Health advocates—who argue that adding fluoride to drinking water can harm the brain—say the nation’s primary chemicals law allows them to provide the court new information that the Environmental Protection Agency didn’t have or consider when it rejected their request to ban the use of the mineral in water.
The EPA interprets that same law as limiting the judge’s review to the “administrative record,” meaning the information the agency had when it decided on Feb. 17, 2017, to deny the petitioners’ request to remove fluoride, which is added to water to prevent tooth decay.
The judge’s decision is important to companies that make and use chemicals even if they don’t have a stake in how fluoride is regulated, Eric Gotting, a partner at Keller & Heckman LLP, told Bloomberg Environment Jan. 23.
The district court decision might influence the amount of information other courts would review as they take up challenges to decisions the EPA would make on citizen petitions asking the agency to collect data for, or regulate, a chemical, he said.
That’s important because environmental and health advocates are expected to file more citizen petitions now that the Toxic Substances Control Act amendments of 2016 increased the options available to the EPA to obtain information about or regulate chemicals, he said.
The TSCA provision that allows citizen petitions to challenge the agency’s failure to act or its denial of a petition in court gives groups “a second bite” at the rulemaking apple, Gotting said during a recent webinar Keller and Heckman hosted. The Jan. 26 hearing may set out how much information the court will review in that “second bite.”
Michael Connett—an attorney representing Food and Water Watch, which led a coalition of health organizations and individuals concerned about fluoride—described the legal clash the judge will consider Jan. 26.
“The disagreement is whether, in reaching its own decision, the court can consider information that the EPA did not have access to e.g. expert testimony, new studies, documents obtained in discovery, etc.,” Connett told Bloomberg Environment. “We believe it can.”
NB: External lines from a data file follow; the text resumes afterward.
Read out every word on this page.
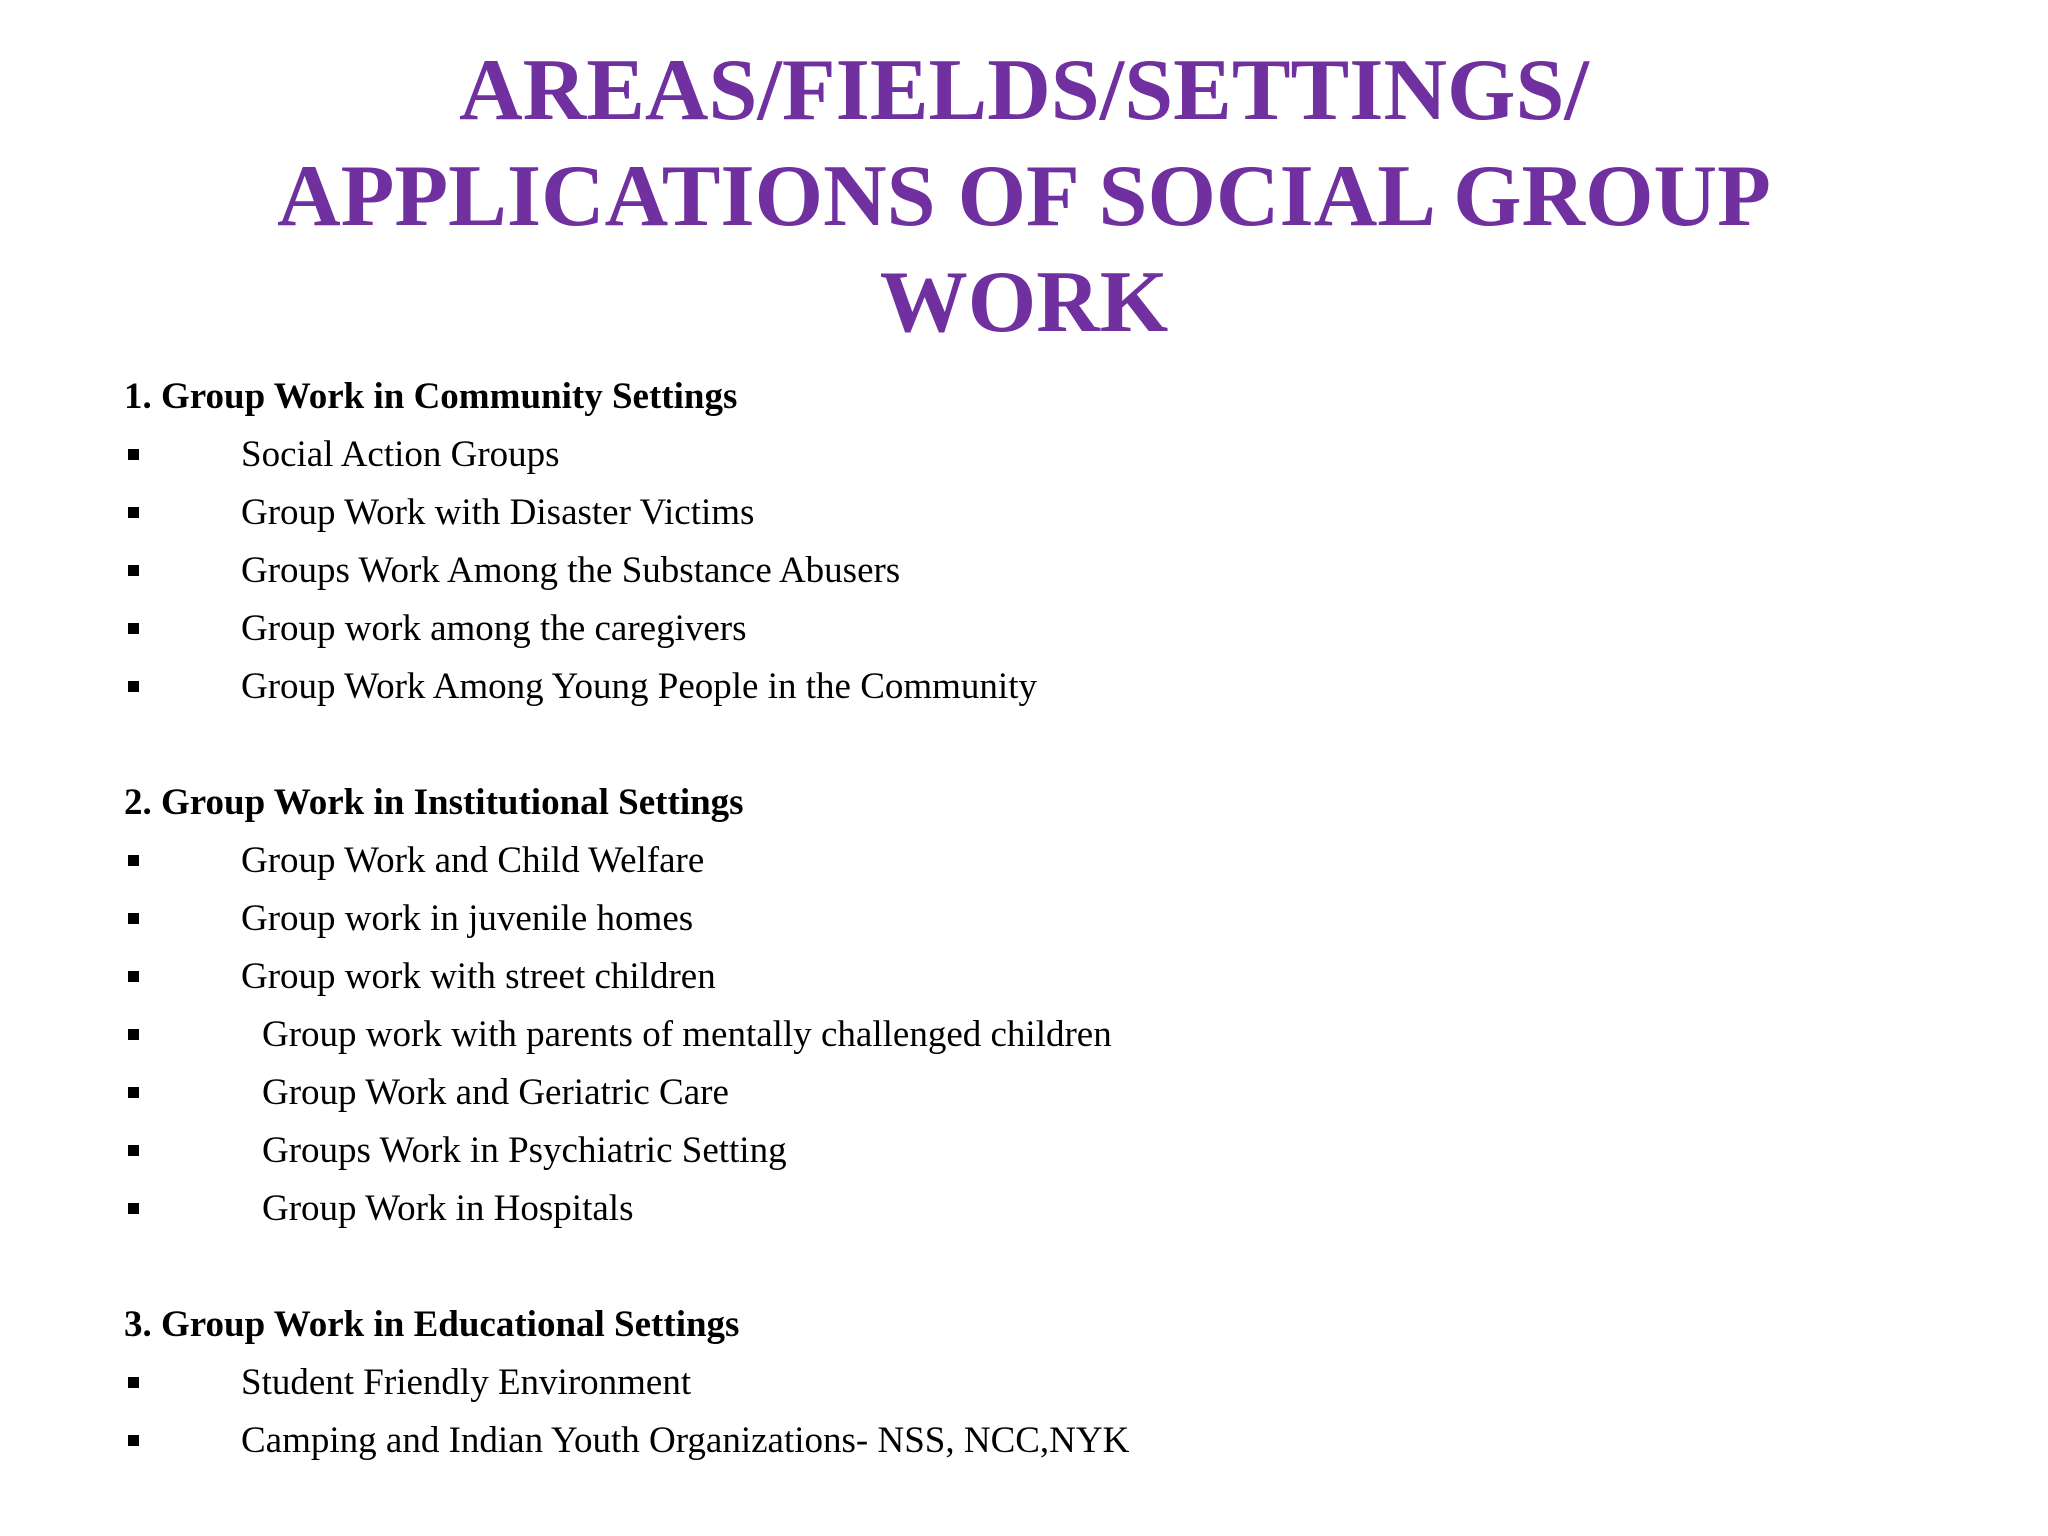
AREAS/FIELDS/SETTINGS/
APPLICATIONS OF SOCIAL GROUP
WORK

1. Group Work in Community Settings

Social Action Groups
Group Work with Disaster Victims
Groups Work Among the Substance Abusers
Group work among the caregivers
Group Work Among Young People in the Community

2. Group Work in Institutional Settings

Group Work and Child Welfare
Group work in juvenile homes
Group work with street children
Group work with parents of mentally challenged children
Group Work and Geriatric Care
Groups Work in Psychiatric Setting
Group Work in Hospitals

3. Group Work in Educational Settings

Student Friendly Environment
Camping and Indian Youth Organizations- NSS, NCC,NYK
Congress intended that parties have the ability to provide the court additional information if the EPA rejected or failed to act on a citizen petition, Connett argued, citing a provision of the Senate report that accompanied TSCA in 1976. Otherwise, “there would be no record upon which the [court’s] review could be based,” the report said.
The agency has contested Food and Water Watch’s interpretation of TSCA and its reliance on the Senate report language in three documents it’s filed in court.
“Legislative history cannot prevail over the statutory language,” the EPA said in a Jan. 15 filing. “The plain reading of the statute,” the agency said, is that “Congress intended [the court’s] review to be limited to the administrative record,” it said.
The judicial standard TSCA sets for citizen petitions—unlike many cases challenging agencies’ final rules—allows the district court to make its own independent finding on whether a chemical poses an unreasonable health risk warranting EPA action.
The court could—but doesn’t have to—give deference to the EPA’s expertise. Nor, as in many other cases, does the court decide whether the EPA’s action violated the Administrative Procedure Act by being arbitrary, capricious, unsupported by substantial evidence, or otherwise in violation of that statute.
The judge is expected to rule on the merits of Food and Water Watch’s case after the Jan. 26 hearing on the scope of information the judge’s review will consider.
The case is Food and Water Watch v. EPA, N.D. Cal., No. 17-cv-02162-EMC, 4/18/17.
(Corrects date of hearing which is Jan. 26).